Tesla is facing a new headache this week. The National Highway Traffic Safety Administration has opened an investigation into a “phantom braking” problem after receiving hundreds of complaints from owners of recent Models 3 and Y. In total, the NHTSA says that about 416,000 cars are affected.
In May 2021, Tesla decided to remove the forward-looking radar sensor from the Model 3 and Model Y EVs. This sensor was used by some of the cars’ advanced driver-assistance systems, like adaptive cruise control, forward collision warning, and automatic emergency braking.
Instead, new Teslas built for the North American market rely entirely on cameras. At the time of the removal, Tesla noted that the change meant the cars’ forward collision warning and automatic emergency braking functions were no longer rated by the NHTSA but that the company expected that rating to happen “in the coming weeks.”
In December 2021, the Insurance Institute for Highway Safety tested Tesla’s camera system and came away happy enough to award the Model Y a “Top Safety Pick+” rating. The NHTSA has yet to follow suit.

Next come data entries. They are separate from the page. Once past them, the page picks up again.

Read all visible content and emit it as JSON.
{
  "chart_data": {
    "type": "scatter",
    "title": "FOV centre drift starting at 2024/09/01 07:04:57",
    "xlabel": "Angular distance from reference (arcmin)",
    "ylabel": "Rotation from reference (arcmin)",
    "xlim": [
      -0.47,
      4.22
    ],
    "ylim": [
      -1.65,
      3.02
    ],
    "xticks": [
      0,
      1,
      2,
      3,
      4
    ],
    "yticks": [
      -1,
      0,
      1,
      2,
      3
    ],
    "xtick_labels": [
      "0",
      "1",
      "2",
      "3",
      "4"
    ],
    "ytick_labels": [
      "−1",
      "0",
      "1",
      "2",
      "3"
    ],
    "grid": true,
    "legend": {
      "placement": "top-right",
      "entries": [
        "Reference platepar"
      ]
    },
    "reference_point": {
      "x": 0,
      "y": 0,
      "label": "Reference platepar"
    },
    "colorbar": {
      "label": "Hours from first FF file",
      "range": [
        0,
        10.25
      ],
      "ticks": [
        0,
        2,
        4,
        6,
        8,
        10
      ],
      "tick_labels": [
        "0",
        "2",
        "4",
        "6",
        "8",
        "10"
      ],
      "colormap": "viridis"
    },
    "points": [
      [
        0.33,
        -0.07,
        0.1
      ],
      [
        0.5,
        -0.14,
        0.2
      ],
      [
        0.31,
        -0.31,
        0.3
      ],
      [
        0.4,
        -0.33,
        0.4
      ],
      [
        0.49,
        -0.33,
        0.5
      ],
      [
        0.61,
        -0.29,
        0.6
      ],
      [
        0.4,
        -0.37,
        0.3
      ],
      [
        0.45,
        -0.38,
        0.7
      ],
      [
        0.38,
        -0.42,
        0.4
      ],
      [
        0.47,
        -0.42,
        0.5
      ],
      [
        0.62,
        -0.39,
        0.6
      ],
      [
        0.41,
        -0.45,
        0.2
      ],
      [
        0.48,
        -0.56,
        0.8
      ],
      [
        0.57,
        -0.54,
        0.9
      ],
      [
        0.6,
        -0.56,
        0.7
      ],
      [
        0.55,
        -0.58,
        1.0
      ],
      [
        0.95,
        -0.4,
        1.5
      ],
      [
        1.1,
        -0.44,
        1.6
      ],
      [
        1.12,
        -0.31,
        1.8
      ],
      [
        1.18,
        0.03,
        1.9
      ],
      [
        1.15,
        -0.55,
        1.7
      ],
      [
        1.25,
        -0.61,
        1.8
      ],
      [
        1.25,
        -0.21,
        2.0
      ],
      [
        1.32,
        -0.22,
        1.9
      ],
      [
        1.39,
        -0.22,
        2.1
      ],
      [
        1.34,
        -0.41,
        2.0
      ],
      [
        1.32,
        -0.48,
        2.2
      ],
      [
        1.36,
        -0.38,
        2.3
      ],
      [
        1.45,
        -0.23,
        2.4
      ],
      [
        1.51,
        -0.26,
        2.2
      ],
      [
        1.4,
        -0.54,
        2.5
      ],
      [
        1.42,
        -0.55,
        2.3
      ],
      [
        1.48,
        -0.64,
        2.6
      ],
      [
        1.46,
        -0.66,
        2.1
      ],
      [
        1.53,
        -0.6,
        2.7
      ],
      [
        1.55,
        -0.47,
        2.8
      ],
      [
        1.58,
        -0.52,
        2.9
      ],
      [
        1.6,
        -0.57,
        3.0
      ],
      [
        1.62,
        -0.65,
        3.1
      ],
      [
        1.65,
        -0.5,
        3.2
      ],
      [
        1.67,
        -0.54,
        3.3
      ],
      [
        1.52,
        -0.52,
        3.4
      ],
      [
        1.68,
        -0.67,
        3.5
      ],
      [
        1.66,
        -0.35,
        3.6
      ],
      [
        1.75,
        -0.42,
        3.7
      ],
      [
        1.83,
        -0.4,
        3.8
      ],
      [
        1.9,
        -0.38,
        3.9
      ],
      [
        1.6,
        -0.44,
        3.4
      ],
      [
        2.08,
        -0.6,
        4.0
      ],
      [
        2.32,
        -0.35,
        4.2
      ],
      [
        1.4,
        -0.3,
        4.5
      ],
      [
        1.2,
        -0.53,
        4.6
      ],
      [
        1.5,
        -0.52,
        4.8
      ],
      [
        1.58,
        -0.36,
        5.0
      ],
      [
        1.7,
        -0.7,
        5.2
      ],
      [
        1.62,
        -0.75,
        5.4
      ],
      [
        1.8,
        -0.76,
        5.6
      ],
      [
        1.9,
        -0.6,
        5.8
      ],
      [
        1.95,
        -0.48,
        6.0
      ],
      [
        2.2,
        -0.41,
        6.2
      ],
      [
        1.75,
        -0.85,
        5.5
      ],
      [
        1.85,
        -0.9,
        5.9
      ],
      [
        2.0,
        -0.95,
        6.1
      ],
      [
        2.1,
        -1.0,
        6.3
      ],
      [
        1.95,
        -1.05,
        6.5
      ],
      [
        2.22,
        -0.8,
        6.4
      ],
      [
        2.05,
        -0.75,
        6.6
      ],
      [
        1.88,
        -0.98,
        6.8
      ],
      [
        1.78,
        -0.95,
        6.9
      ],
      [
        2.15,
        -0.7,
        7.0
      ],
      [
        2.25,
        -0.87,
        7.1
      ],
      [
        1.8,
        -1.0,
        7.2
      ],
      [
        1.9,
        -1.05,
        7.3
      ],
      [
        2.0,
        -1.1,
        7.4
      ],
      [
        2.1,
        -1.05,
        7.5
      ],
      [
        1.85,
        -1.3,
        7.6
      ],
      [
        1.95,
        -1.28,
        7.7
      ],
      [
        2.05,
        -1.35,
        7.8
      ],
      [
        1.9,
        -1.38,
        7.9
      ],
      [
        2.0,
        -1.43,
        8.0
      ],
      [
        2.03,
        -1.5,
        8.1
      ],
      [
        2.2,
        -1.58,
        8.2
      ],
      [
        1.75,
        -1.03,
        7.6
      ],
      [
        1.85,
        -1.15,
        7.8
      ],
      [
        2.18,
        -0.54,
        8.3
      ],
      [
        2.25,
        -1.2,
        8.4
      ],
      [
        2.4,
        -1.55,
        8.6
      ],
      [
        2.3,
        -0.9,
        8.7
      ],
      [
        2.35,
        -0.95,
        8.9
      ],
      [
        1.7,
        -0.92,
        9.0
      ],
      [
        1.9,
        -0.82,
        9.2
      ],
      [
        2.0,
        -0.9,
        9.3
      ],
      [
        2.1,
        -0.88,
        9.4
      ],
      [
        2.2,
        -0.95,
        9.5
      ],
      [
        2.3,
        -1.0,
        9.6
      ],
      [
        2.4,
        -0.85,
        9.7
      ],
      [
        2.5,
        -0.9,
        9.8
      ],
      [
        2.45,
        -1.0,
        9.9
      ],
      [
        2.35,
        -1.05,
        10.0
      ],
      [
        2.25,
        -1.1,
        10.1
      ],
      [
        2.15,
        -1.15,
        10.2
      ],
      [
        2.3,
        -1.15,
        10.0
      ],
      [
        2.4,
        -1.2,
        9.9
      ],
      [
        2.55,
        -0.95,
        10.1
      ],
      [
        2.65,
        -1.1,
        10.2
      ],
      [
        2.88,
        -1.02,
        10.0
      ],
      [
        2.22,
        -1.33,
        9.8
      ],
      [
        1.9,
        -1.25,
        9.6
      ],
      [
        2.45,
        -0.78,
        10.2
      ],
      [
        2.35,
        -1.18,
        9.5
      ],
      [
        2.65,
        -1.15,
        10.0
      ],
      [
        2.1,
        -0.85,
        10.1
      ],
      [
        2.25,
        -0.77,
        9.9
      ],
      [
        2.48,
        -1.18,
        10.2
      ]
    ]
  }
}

The move to an entirely camera-based approach for Tesla’s ADAS suite has not been without issues. Specifically, there have been problems with the automatic emergency braking function activating due to false positives caused by things like a shadow that the car interprets as an obstacle.
In November 2021, Tesla issued a recall for a phantom braking problem with its “Full Self-Driving (FSD) Beta” driver-assistance system. The recall affected nearly 12,000 Teslas—only those whose owners had paid for the FSD feature and been accepted into the beta testing program.
But the problem of phantom braking is not limited to the controversial FSD mode. In early February, The Washington Post reported on a growing number of complaints made to the NHTSA by Tesla owners, who told the agency about situations in which their cars slammed on the brakes at inappropriate times (for example, when driving at highway speed), mistakenly believing an obstacle was ahead.
The article in the Post caused something of a snowball effect; on Thursday, the Post reported that the NHTSA has received another 250 complaints from owners over the course of two weeks. Frequently, the complaints involved a scenario in which a large truck in the distance was driving toward a Tesla.
The number of complaints was evidently sufficient for the agency to open an inquiry; this will be its third open investigation into Tesla. The NHTSA has also been conducting an investigation into the propensity of earlier (radar-equipped) Teslas to crash into emergency vehicles and yet another into the automaker’s now-disabled feature that allowed occupants to play video games on the car’s infotainment screen while the vehicle was in motion.